Dig out your favorite reading app—we’re fans of Instapaper and Pocket—and save these Lawyerist posts for reading over what’s left of the winter holidays!
Brendan Kenny’s legal writing posts were a highlight of 2016. His multimedia screed against bad fonts started quite a few heated discussions, and it opens up our countdown of the most popular posts of 2016.
Deborah Savadra thoroughly updated several of her Microsoft Office tutorials this year, including this guide to using Microsoft Word’s table of authorities feature in legal briefs.
It felt like we got a lot of bad news about lawyers’ mental health and substance abuse in 2016. Not that it should have been a surprise to everyone. In this post, Lisa Needham reported that lawyers abuse alcohol at over twice the rate of other professions. In a more recent post, Megan Zavieh argued that it is long past time for our profession to move past denial and deal with its addiction problem.
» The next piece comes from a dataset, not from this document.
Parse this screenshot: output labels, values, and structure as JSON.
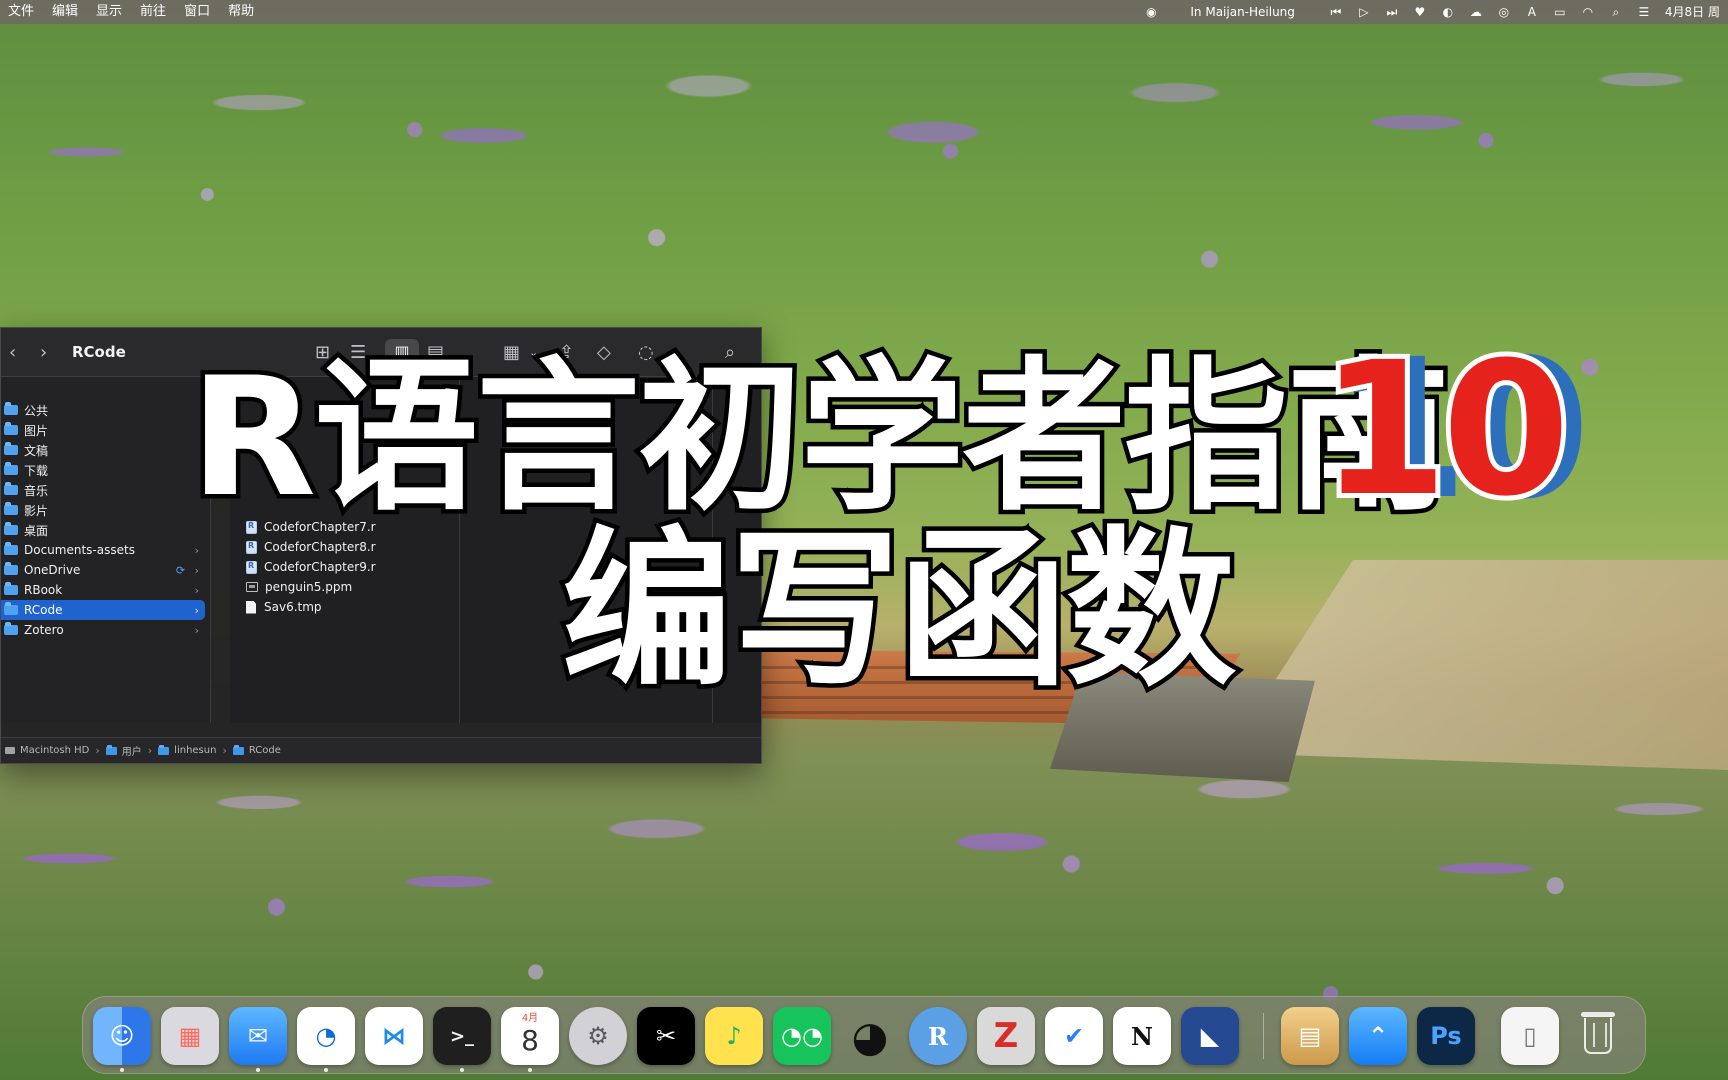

This post by David Colarusso is a deep introductory dive into big data for lawyers. As a teaching example, he considers the question whether it’s worse to be poor or black when facing the criminal justice system. (Spoiler: “for a black man in Virginia to get the same treatment as his Caucasian peer, he must earn an additional $90,000 a year.”)
Brendan Kenny’s impassioned plea for clarity and plain English in law practice. tl;dr: Stop talking like you’re reading a police report.
Well it isn’t secret anymore, Brendan.
Evernote is polarizing. Even it’s biggest fans (of which I am one) love to hate it. And while the future of the company seems far from certain, the future of the app looks like more of the same. If you are itching for something else, try some of the alternatives recommended by Holden Page.
This thoroughly updated guide remains a perennial favorite with lawyers and legal writing professors and students. The only thing Deborah Savadra won’t show and tell you how to do when it comes to formatting an appellate brief is choose the correct cover color.
Finally, our annual law firm websites contest is always popular. This year we finally saw evidence that responsive law firm websites have become the norm, and we also saw a lot of creativity on display. Looking for inspiration for your own website? Browse the top 10 and runners-up.